LAUSR

The demand for developing new energy technologies continues to push characterization tools, including those based on electrons, x-rays and neutrons, to tackle the high level of complexity found in active materials for energy conversion processes. As pointed out in the recent DOE report, the frontiers of basic energy research require new generations of instrumentation to understand complex materials and chemical systems, energy systems in realistic working environments, and systems that are dynamic, far from equilibrium, and extremely heterogeneous [1]. Electrons, x-rays and neutrons offer unprecedented opportunities to interrogate structure and charge transfer functionalities in energy materials based on thermochemical, photochemical and electrochemical processes. To understand functionality, it is important to characterize these systems under real world conditions i.e. in situ and operando. Another key objective is developing a fundamental relationship between structure, composition, bonding and functionality across a wide range of different length scales.

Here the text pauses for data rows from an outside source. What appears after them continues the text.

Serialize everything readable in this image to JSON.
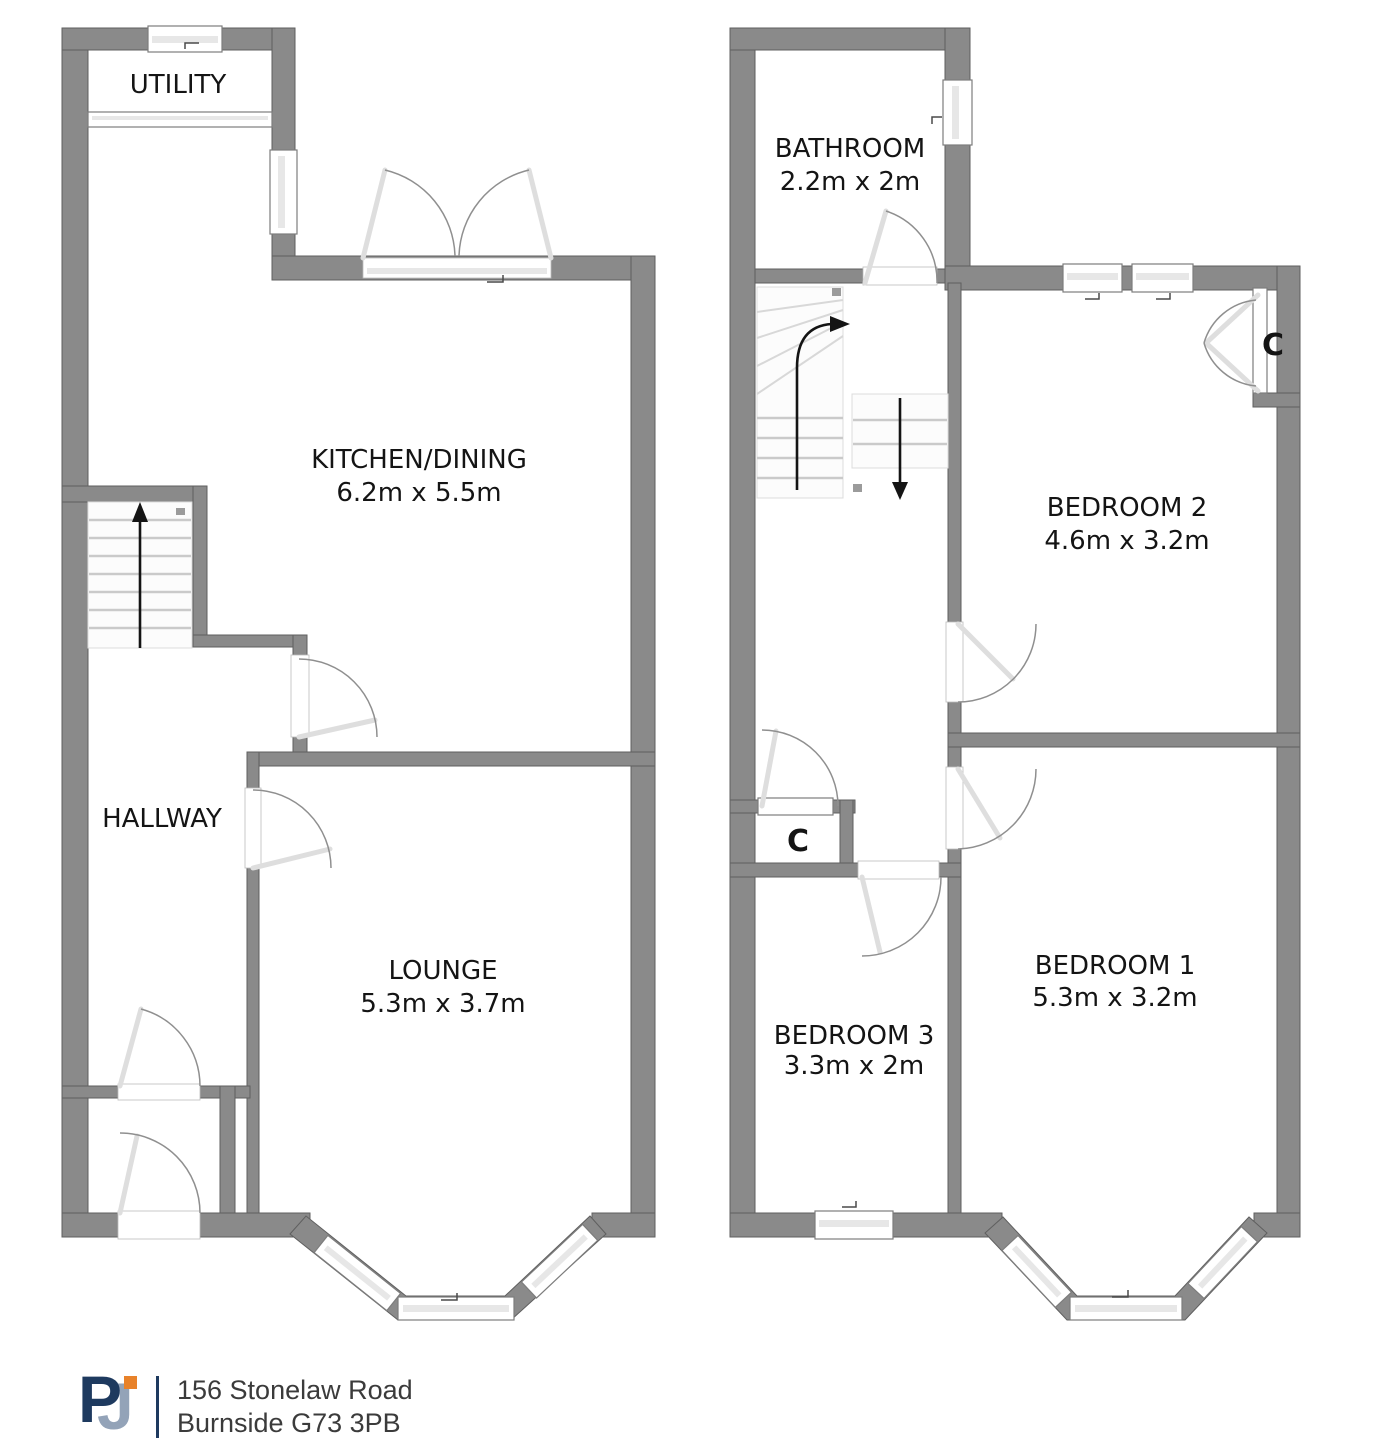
{
  "floors": {
    "ground": {
      "rooms": {
        "utility": {
          "name": "UTILITY"
        },
        "kitchen_dining": {
          "name": "KITCHEN/DINING",
          "dims": "6.2m x 5.5m"
        },
        "hallway": {
          "name": "HALLWAY"
        },
        "lounge": {
          "name": "LOUNGE",
          "dims": "5.3m x 3.7m"
        }
      }
    },
    "first": {
      "rooms": {
        "bathroom": {
          "name": "BATHROOM",
          "dims": "2.2m x 2m"
        },
        "bedroom2": {
          "name": "BEDROOM 2",
          "dims": "4.6m x 3.2m"
        },
        "bedroom1": {
          "name": "BEDROOM 1",
          "dims": "5.3m x 3.2m"
        },
        "bedroom3": {
          "name": "BEDROOM 3",
          "dims": "3.3m x 2m"
        },
        "closet_bedroom2": {
          "label": "C"
        },
        "closet_landing": {
          "label": "C"
        }
      }
    }
  },
  "footer": {
    "logo": {
      "letter_p": "P",
      "letter_j": "J"
    },
    "address_line1": "156 Stonelaw Road",
    "address_line2": "Burnside G73 3PB"
  },
  "colors": {
    "wall": "#8a8a8a",
    "wall_edge": "#5f5f5f",
    "label_text": "#141414",
    "logo_navy": "#1e3a5f",
    "logo_steel": "#93a3b8",
    "logo_orange": "#e8822a",
    "address_text": "#3b3b3b"
  }
}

Electron, x-ray and neutron scattering approaches can all provide critical pieces of information which can be brought together to give a more complete picture. Multi-modal approaches, in which combinations of techniques can be applied to the same sample, are an aspirational goal which has only been realized in a very limited number of cases. Charge transfer and chemical processes may occur on time scales as short as a few femtoseconds, necessitating the development of ultrafast approaches.